Where do we go from here?
Social media now plays an unprecedented role in societal stability, and regulation must be updated to keep up with the fact that, according to Ofcom, half of UK adults use such platforms as a news source.
That is why Demos and Full Fact are calling for platforms to assess and tackle the systemic risks posed by harmful mis/disinformation to public security. First, through the introduction of a ‘Fast Notes’ system that would allow high-risk content to be flagged and responded to quickly, rather than waiting for slow consensus. And secondly, through urgently strengthening removal systems for racial and religious hatred.
Recent disorder in Epping shows how urgent the need for effective platform moderation is, particularly as the Community Notes model sees increasing adoption by other social media giants, now including YouTube, Meta and TikTok in the US.
We cannot compromise on anti-racism, whether in the real or digital world.
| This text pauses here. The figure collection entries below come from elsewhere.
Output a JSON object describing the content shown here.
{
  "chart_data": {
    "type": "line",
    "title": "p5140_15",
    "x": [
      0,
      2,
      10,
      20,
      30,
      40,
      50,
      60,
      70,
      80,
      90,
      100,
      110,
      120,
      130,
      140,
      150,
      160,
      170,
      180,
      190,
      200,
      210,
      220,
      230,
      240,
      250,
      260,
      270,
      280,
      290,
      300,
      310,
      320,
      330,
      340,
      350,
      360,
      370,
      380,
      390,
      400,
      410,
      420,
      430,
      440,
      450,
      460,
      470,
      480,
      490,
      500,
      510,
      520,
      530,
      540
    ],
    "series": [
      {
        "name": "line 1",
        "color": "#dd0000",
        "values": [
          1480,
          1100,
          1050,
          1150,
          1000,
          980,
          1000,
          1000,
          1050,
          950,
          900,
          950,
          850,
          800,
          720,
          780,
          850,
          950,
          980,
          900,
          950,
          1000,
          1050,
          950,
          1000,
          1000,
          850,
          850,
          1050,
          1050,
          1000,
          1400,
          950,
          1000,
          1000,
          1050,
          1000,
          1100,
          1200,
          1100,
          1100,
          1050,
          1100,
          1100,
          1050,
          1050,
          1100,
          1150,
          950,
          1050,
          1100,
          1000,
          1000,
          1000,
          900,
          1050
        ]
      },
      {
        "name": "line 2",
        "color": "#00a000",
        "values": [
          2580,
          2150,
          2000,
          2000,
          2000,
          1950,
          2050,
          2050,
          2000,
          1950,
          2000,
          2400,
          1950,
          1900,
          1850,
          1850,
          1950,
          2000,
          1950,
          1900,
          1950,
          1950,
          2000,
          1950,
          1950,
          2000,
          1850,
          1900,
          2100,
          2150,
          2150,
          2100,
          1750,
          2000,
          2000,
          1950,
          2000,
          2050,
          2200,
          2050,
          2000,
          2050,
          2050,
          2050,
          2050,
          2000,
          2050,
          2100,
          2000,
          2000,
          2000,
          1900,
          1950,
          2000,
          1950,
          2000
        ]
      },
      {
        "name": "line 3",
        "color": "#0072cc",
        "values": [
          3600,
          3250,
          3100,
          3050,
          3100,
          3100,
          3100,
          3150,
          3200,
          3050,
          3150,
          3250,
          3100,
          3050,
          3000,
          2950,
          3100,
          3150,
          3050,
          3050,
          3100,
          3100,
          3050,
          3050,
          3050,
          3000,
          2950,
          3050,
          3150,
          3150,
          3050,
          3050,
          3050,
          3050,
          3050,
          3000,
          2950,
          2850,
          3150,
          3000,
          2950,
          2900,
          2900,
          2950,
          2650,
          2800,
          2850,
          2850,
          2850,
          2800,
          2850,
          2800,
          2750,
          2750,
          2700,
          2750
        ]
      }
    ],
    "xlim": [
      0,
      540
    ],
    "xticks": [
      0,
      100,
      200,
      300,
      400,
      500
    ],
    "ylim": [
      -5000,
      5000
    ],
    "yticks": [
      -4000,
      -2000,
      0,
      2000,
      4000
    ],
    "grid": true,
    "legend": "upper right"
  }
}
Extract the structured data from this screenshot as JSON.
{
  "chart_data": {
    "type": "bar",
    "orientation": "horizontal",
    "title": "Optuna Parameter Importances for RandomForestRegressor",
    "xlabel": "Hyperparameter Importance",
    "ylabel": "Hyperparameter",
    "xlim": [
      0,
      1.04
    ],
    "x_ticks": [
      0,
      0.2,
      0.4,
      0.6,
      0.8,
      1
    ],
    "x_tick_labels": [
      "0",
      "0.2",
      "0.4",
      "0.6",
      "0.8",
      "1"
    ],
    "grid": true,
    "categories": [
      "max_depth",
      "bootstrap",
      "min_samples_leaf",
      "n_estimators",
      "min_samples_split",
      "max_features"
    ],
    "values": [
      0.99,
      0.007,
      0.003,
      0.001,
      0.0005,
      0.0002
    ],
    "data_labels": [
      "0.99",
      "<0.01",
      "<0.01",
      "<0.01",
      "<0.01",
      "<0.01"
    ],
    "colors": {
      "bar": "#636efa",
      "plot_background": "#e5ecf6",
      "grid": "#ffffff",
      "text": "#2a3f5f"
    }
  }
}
This push has to go hand in hand with greater work on anti-racism that must start at the political level. For example, the newly formed Community Cohesion Commission, announced earlier this summer, could be a turning point. But it must act quickly and transparently, sharing regular updates of their work and progress. Tackling division means addressing racism head-on both in our communities and in the political narratives that sustain it.
We must be clear – online harm is a public safety issue. And unless we take real action across tech and politics, we risk seeing more riots, more division, and more citizens’ safety put at risk.